The whole code could look like
dst[0] = src[0] >> 9;
dst[1] = (src[0] >> 1) & 0xff;
for(i = 1; i < 8; i++)
{
dst[2*i] = src[i] >> (9+i) | (src[i-1] & BITS(i)) << (8-i);
dst[2*i + 1] = (src[i] >> (i+1)) & 0xff;
}
dst[16] = src[7] & 0xff;
Likely analysing better the loops, optimizations can be done so that we don't need to treat in a special manner the cases on the boundaries. The BITS macro create a mask of N bits set to 1 (least significant bits). Something like (to be checked for a better way, if any)

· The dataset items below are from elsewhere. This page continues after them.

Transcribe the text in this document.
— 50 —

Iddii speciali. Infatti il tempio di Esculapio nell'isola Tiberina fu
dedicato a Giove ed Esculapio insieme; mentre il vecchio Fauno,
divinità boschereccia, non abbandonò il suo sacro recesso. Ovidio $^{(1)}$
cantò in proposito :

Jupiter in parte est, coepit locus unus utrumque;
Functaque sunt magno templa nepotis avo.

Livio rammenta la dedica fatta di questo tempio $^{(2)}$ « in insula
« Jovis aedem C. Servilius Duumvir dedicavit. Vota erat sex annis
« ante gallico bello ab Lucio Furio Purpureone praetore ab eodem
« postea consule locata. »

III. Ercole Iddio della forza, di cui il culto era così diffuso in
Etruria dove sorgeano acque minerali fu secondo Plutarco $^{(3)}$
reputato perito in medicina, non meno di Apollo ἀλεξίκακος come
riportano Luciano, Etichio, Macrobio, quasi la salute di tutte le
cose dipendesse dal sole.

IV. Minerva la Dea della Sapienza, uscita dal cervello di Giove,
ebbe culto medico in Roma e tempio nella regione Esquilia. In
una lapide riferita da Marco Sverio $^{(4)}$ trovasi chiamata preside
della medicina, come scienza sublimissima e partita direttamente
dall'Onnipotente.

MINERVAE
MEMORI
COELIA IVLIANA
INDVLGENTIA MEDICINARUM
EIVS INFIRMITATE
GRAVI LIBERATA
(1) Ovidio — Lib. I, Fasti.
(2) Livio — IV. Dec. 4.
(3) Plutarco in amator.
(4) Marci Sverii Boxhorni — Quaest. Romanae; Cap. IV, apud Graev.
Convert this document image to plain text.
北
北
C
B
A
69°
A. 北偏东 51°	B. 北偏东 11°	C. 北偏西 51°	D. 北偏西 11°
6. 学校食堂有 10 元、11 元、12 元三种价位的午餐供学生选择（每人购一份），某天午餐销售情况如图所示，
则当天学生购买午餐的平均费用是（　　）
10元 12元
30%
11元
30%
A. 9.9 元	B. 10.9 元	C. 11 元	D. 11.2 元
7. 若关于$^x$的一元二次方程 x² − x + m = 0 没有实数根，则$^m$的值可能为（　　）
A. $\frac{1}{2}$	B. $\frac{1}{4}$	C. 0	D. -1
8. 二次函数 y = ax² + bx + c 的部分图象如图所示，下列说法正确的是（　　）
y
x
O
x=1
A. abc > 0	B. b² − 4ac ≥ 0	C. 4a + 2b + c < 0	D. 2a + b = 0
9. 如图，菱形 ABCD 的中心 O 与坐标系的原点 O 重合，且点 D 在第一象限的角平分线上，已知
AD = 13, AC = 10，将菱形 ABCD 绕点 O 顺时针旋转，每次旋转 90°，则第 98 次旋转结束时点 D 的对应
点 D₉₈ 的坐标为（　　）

#define BITS(I) (~((~0)<<(I)))
ADD
Here I supposed src is e.g. int32_t and dst int8_t or alike.
This is in C, so you can use vector instead.
#define srcLength 8
#define destLength 17
int src[srcLength] = { 25409, 23885, 24721, 23159, 25409, 23885, 24721, 23159 };
unsigned char dest[destLength] = { 0 };
int srcElement = 0;
int bits = 0;
int i = 0;
int j = 0;
do {
while( bits >= srcLength ) {
dest[i++] = srcElement >> (bits - srcLength);
srcElement = srcElement & ((1 << bits) - 1);
bits -= srcLength;
}
if( j < srcLength ) {
srcElement <<= destLength;
bits += destLength;
srcElement |= src[j++];
}
} while (bits > 0);
Disclaimer: if you literally have seventeen integers (and not 100000 groups by 17), you should forget these optimizations as long as your program doesn't run veeery slowly.
I'd probably go about it this way. I don't want to deal with weird types when I'm doing my processing. Maybe I need to store them in some funky formatting due to legacy problems though. The values that are hard-coded should probably be based off of the 17 value, just didn't bother.
struct int_block {
static const uint32 w = 17;
static const uint32 m = 131071;
int_block() : data(151, 0) {} // w * 8 + (sizeof(uint32) - w)
uint32 get(size_t i) const {
uint32 retval = *reinterpret_cast<const uint32 *>( &data[i*w] );
retval &= m;
return retval;
}
void set(size_t i, uint32 val) {
uint32 prev = *reinterpret_cast<const uint32 *>( &data[i*w] );
prev &= ~m;
val |= prev;
*reinterpret_cast<uint32 *>( &data[i*w] ) = val;
}
std::vector<char> data;
};
TEST(int_block_test) {
int_block ib;
for (uint32 i = 0; i < 8; i++)
ib.set(i, i+25);
for (uint32 i = 0; i < 8; i++)
CHECK_EQUAL(i+25, ib.get(i));
}
You'd be able to break this by giving it bad values, but I'll leave that as an exercise for the reader. :))
Quite honestly, I think you'd be happier off representing them as 32-bit integers and just writing conversion functions. But I suspect you don't have control over that.